Publishing books often without text is also a significant part of the artist’s practice. Taking over a decade to produce, Dayanita’s book, Myself Mona Ahmed, documents the life of her friend, Mona, who is a non-binary entertainer from a Muslim background.
Cover from the Photobook Myself Mona Ahmed (2001)
Pages from the Photobook Myself Mona Ahmed (2001)
Pages from the Photobook Myself Mona Ahmed (2001)
Pages from the Photobook Myself Mona Ahmed (2001)
This book weaves text with photographs of Mona’s unfolding life. When compared to a film that she made on Mona, the book offers a closer look at her inward journey as she navigates alternative social realities and sexual identities through an integration of visuals with texts.

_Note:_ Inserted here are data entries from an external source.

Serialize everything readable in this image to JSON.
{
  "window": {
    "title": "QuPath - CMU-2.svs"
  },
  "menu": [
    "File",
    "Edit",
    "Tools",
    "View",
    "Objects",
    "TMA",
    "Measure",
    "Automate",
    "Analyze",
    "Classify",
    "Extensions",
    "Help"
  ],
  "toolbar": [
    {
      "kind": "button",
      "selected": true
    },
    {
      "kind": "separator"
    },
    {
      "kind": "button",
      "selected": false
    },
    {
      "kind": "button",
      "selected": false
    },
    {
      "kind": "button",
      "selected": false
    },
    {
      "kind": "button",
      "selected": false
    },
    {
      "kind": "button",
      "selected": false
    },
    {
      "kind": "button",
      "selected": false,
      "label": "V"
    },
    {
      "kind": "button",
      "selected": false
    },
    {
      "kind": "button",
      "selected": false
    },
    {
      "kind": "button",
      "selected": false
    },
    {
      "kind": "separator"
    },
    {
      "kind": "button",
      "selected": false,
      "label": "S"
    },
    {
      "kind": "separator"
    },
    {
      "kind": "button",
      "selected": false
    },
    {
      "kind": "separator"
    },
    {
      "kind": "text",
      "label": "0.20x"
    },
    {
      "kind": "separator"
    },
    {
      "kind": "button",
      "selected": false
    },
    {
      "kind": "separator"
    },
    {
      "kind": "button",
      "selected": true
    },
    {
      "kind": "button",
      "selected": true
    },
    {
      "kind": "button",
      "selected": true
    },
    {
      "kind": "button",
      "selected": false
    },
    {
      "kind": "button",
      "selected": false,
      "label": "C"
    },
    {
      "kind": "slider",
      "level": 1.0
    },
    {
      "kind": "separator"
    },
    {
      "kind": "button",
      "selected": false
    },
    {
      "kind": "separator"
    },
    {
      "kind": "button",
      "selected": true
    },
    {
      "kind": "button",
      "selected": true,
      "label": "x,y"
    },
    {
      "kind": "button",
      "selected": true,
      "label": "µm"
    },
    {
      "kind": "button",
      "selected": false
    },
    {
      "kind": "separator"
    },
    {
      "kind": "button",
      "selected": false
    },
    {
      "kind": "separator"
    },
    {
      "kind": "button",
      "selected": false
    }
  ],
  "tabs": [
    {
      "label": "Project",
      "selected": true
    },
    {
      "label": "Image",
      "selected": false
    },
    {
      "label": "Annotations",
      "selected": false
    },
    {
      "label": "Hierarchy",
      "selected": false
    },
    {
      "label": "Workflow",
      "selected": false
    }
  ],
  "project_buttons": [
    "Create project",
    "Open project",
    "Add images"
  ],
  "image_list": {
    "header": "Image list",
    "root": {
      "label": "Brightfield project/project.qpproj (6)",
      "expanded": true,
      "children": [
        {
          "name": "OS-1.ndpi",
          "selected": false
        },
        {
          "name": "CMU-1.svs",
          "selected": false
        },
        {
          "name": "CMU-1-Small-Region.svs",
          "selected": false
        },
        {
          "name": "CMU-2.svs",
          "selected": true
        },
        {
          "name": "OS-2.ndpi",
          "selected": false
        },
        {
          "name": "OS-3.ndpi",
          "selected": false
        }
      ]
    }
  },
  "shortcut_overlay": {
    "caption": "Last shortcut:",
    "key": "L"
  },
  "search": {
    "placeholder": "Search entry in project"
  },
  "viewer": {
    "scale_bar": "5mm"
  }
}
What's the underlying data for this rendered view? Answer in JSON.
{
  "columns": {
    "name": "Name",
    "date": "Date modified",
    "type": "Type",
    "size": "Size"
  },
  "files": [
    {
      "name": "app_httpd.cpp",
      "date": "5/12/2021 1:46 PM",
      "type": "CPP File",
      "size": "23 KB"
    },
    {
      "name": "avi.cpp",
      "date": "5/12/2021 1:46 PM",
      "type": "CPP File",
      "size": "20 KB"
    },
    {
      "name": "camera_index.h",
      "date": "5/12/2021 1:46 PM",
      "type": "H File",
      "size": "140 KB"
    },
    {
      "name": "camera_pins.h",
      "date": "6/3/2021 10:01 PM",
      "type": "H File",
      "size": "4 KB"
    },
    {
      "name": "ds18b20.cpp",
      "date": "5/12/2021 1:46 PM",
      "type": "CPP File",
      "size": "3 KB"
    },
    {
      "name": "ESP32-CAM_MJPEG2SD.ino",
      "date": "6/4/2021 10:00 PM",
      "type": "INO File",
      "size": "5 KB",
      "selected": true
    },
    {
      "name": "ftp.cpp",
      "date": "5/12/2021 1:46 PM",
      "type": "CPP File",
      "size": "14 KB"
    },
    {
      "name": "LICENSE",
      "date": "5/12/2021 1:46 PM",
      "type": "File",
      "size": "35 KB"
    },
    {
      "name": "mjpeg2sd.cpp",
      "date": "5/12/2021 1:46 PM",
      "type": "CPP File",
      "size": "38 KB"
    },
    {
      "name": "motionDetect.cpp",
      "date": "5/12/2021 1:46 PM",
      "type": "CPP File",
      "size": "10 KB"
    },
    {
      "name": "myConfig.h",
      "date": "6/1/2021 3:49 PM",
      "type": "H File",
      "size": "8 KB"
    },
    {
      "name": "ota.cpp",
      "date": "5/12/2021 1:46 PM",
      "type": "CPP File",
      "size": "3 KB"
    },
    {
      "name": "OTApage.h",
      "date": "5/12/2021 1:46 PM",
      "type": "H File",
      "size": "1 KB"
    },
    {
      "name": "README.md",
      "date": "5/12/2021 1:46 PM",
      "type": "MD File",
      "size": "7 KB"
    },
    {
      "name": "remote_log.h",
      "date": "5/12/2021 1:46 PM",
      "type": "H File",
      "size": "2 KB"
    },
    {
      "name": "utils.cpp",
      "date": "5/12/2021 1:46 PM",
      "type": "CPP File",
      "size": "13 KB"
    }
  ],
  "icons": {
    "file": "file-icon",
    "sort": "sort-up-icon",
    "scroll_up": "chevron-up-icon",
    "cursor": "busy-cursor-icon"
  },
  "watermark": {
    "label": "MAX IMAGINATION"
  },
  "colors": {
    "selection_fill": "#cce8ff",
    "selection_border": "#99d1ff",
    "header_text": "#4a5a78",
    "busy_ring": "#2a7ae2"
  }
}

As S. Kalidas summarises in a 2002 review: ‘Mona makes a case for the third gender - neither man nor woman but both. Throughout the book, the pronouns he and she are interchangeably used…She says she has been to Bangkok and seen the Thai she-boys; a plastic surgeon even offered to perform a sex change operation on her. Mona aspires to both womanliness and motherhood.’ This is evidenced by Mona adopting a girl child in the narrative.
Sensitive and contentious, the photographs in the novel are striking for drawing upon non-binary traditions, extending their conventions, and foregrounding their culturally specific gendered marginality as a core part of Indian heritage.